Tansy stepped bravely into the breach before
the vilified Duke could mouth a crushing set-down and disclaimed,
“But this is all such a big to-do about nothing. Digby,” and she
winced a bit at Avanoll’s piercing look when she spoke of the young
Mr. Eagleton so familiarly, “is merely a very good friend. I find
his company much to my liking, as I think he finds mine, but to say
we are harboring some grand passion is ludicrous.”

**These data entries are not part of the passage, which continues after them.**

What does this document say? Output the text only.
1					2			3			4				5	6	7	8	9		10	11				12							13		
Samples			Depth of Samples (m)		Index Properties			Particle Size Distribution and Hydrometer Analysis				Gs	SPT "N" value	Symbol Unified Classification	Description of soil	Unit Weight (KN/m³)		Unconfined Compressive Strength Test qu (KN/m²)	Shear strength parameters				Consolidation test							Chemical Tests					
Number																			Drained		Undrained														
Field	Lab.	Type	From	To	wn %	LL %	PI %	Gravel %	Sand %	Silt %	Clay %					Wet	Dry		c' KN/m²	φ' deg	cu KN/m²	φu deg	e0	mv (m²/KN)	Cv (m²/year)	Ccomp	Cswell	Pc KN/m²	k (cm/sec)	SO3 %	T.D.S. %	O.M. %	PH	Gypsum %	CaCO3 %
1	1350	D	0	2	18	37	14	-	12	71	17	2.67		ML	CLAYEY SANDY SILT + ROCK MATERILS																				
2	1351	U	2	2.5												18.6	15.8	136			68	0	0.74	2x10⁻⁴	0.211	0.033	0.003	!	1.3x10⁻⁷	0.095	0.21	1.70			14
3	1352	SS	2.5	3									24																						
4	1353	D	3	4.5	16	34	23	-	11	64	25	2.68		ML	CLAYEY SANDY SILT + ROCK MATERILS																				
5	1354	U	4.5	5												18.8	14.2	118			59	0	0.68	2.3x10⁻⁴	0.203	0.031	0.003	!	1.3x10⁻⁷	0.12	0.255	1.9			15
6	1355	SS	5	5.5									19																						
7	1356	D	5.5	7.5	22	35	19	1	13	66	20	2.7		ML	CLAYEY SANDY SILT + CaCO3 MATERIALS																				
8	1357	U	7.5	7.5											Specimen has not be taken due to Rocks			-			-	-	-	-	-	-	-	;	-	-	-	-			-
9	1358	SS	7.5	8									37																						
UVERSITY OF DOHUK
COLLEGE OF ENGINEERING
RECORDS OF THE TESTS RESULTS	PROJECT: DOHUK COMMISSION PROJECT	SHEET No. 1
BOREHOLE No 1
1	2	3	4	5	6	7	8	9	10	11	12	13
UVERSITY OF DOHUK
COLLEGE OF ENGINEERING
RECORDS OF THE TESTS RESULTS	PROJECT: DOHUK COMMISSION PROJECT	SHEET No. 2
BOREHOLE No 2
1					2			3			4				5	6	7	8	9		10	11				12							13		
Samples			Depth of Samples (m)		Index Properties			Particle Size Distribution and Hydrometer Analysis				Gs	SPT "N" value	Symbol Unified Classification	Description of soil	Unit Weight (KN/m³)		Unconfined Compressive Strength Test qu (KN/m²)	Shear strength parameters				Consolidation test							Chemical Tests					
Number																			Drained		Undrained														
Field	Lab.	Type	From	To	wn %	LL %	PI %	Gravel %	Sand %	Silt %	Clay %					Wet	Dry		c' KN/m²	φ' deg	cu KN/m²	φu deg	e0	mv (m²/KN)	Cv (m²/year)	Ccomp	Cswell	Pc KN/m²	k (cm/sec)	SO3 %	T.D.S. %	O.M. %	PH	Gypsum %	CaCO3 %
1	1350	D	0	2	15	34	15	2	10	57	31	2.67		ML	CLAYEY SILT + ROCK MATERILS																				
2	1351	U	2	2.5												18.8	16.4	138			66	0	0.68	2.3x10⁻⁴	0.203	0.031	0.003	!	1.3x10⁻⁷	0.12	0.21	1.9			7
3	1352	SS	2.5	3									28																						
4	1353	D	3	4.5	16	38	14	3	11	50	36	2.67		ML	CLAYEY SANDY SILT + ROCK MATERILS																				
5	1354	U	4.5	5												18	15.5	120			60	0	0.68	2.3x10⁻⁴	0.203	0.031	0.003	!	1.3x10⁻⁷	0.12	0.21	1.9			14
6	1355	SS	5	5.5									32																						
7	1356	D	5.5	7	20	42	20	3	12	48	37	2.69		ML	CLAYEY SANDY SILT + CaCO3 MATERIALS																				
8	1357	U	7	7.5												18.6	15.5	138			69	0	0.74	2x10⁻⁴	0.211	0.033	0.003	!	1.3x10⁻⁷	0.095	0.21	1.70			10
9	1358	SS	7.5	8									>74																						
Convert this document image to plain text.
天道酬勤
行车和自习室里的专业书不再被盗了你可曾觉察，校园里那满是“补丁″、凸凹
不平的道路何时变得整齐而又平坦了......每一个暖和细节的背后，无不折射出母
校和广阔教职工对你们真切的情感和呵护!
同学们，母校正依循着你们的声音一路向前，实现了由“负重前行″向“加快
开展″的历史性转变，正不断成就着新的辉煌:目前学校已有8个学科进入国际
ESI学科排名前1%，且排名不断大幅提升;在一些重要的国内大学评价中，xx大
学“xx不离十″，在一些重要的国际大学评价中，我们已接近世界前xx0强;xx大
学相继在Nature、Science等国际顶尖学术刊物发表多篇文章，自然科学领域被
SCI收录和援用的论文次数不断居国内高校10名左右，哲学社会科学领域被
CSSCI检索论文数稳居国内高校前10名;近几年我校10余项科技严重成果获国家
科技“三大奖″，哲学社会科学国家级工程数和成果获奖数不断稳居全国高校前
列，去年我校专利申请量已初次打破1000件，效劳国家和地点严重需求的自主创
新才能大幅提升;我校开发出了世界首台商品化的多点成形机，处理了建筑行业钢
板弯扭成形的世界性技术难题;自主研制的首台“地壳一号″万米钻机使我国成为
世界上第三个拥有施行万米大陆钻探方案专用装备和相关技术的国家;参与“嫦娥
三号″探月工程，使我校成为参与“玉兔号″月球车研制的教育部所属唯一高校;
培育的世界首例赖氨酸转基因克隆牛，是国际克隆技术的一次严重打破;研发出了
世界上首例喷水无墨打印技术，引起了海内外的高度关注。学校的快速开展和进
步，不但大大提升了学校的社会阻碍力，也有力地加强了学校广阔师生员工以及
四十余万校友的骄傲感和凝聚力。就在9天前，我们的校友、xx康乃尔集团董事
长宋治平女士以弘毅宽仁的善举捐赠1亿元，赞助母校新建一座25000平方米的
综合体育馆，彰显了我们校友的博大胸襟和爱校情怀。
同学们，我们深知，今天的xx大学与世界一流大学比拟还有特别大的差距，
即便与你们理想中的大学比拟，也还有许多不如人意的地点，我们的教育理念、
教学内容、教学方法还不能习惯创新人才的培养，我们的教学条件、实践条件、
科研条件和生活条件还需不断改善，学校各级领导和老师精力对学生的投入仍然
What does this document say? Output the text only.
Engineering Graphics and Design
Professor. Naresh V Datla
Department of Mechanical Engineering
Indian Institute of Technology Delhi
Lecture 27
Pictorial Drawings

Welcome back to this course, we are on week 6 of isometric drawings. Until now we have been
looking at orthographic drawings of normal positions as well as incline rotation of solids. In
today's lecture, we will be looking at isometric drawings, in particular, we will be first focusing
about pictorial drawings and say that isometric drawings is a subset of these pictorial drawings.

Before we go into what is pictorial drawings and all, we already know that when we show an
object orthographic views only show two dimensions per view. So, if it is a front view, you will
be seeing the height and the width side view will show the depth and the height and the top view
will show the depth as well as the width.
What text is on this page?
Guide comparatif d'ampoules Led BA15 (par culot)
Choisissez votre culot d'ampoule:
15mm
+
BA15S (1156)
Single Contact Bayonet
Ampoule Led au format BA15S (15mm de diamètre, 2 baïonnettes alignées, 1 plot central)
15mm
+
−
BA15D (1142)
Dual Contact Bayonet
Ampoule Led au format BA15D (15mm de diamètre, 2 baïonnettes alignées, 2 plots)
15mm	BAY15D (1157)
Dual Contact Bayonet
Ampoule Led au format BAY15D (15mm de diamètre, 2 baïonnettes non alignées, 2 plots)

The dowager, after giving Aunt Lucinda a
meaningful look, suggested, “Perhaps young Digby is nursing a—as
you said, my dear—grand passion for you, just as, if memory serves,
he once believed himself in love with my silly granddaughter here.
Emily’s protests earlier lead me to believe she is not wholly
overjoyed by his defection, and perhaps your friendship with the
young man should be discouraged so that two innocent people,” here
she bestowed a rare indulgent smile on her granddaughter, “should
not be harmed.”

Aunt Lucinda picked up her cue admirably and
scolded Tansy by waving a fork—with which she had just speared a
small boiled potato—at her and cited, “‘Never thrust your own
sickle into another’s corn.’ Syrus.”

Things were not going along quite the way
Emily had predicted. She did not want Digby back because Tansy had
retired from the field, she wanted him to come begging forgiveness
for his treasonable change of loyalty after he had dropped her
usurping cousin flat. “I never said I wanted Digby back!” she cried
hotly. “I just think it is wrong for Tansy to have him.”